- Directed by: Watson Macedo
- Written by: Watson Macedo
- Starring: Grande Otelo, Oscarito, Eliana Macedo, Alberto Ruschel
- Release date: 1948;
- Running time: 90 minutes
- Country: Brazil
- Language: Portuguese

= ...And the World Laughs =

...And the World Laughs is a 1948 Brazilian musical and comedy film directed by Watson Macedo. According to the Dicionário de Filmes Brasileiros (Brazilian Film Dictionary), organized by Antonio Leão, it marks "the moment when Watson Macedo begins to chart the path of what came to be called musical chanchada."

According to O Cruzeiro magazine, "The main flaw of this Atlântida production is in the script. And this is mainly what irritates the most in national cinema. Since there were possibilities to present a technically acceptable show, why use such a disjointed story, a mere pretext to showcase some musical numbers with the inevitable radio artists of our time?"

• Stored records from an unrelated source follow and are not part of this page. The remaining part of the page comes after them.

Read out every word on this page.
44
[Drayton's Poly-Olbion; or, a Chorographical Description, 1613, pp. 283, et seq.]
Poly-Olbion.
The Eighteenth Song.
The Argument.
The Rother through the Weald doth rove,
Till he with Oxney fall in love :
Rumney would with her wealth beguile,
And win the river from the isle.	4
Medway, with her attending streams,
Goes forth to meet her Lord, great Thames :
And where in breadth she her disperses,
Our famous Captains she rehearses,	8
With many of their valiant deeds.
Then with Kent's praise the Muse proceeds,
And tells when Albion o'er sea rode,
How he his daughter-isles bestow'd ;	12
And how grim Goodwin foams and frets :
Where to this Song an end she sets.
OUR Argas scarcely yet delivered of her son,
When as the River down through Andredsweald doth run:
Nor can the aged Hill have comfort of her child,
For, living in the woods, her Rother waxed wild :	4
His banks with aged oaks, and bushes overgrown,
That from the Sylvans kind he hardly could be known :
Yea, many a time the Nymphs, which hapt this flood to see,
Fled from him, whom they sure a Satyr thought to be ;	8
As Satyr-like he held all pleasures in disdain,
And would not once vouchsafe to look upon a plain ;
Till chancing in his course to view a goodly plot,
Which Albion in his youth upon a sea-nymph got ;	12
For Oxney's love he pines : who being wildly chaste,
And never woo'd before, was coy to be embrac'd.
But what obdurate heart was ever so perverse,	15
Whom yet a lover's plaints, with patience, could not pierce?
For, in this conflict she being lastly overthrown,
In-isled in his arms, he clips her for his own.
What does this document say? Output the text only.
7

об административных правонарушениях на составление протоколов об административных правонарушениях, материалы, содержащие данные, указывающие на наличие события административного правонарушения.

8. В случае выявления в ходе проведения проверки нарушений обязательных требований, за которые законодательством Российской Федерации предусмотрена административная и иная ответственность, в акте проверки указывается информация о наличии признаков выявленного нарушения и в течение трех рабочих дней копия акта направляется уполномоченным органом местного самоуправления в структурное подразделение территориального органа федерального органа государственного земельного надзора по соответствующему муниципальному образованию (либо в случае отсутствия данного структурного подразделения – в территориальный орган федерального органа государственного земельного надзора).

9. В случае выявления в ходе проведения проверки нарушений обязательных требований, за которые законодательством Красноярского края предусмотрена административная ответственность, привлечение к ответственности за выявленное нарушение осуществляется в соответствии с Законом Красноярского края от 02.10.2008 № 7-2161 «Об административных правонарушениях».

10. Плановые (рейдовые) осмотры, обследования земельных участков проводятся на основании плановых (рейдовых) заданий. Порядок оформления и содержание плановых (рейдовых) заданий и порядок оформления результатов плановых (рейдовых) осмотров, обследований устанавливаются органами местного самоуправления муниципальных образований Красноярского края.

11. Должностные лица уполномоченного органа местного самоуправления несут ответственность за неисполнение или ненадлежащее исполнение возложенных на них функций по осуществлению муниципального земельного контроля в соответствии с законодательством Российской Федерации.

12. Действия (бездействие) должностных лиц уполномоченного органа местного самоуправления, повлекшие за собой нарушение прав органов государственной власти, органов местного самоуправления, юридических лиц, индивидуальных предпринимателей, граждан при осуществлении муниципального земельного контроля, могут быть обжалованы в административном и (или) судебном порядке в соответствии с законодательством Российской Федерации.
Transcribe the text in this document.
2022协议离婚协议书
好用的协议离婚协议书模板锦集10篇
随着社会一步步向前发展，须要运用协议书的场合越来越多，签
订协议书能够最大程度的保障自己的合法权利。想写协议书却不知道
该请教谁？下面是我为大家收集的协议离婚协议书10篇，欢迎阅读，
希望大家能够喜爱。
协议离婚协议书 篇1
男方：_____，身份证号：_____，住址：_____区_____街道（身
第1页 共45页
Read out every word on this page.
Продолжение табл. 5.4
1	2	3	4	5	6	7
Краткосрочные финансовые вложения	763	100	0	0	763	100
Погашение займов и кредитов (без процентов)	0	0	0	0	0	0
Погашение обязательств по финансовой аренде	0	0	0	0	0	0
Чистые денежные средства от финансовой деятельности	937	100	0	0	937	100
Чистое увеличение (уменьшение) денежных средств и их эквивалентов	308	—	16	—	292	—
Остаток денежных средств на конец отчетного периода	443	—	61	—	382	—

The film is also referred to as And the World Has Fun (a more literal translation of the original Portuguese title, ...E o mundo se diverte.)

== Plot ==
A theater typist facing financial crisis is mistakenly diagnosed with only a short time left to live because a mix-up at the clinic exchanged his X-ray with that of another patient. His colleagues decide to fulfill all his wishes to give him a "happy end". The typist's dream is to produce a revista, which no one believes in, but paradoxically ends up saving the theater from bankruptcy. In the end, the mix-up is discovered, and the theater janitor marries the theater director's daughter.

== Cast ==
The main cast of the film includes:

- Oscarito as Pacheco, the theater janitor.
- Grande Otelo as Aparício, the theater custodian.
- Modesto de Souza as Damião, the theater director.
- Eliana Macedo as Neusa, the director's daughter.
- Alberto Ruschel as Alberto, the "ill" typist.
- Humberto Catalano as Firmino, the director's assistant who conspires against him.
- Madame Lou as Madame Valentim.

== Musical numbers ==
The film features the following musical numbers:

- Grito de guerra: with Oscarito and newspaper characters; composer: Arnaldo Figueiredo.
- Abandonado: with Quitandinha Serenaders; composer: Pepe Aguero.
- Favorita do Sultão: with Araci Costa; composers: Nássara and J. Batista.
- Pegando Fogo: with Chuca Chuca and his Ensemble; composers: José Maria de Abreu and Francisco Mattoso.
- La Reina: with Ruy Rey; composers: Rutinaldo and Ruy Rey.
- Jacarepaguá: with Vocalistas Tropicais; composers: Paquito, Romeu Gentil and Marino Pinto.
- Falam de Mim: with Acadêmicos do Salgueiro; composers: E. Silva and N. Oliveira.
- Tempo de Criança: with Adelaide Chiozzo; composers: Ely Turquini and João de Souza.
- Que Mentira que Lorota Boa: with Luiz Gonzaga; composers: Humberto Teixeira and Luiz Gonzaga.
- Ave sem Nunho: with Horacina Corrêa; composers: Luiz Soberano and Osvaldo Fonseca.
- Espanhola Diferente: with Ruy Rey; composers: Nássara and Peterpan.
- Tabuleiro da Baiana: with Eliana and Quitandinha Serenaders; composer: Ary Barroso.

== Reception ==
The film was noted for the use of a plot device that consists of swapping the attributes of opposite types of characters (male/female voices; dead/healthy person's x-ray sheets).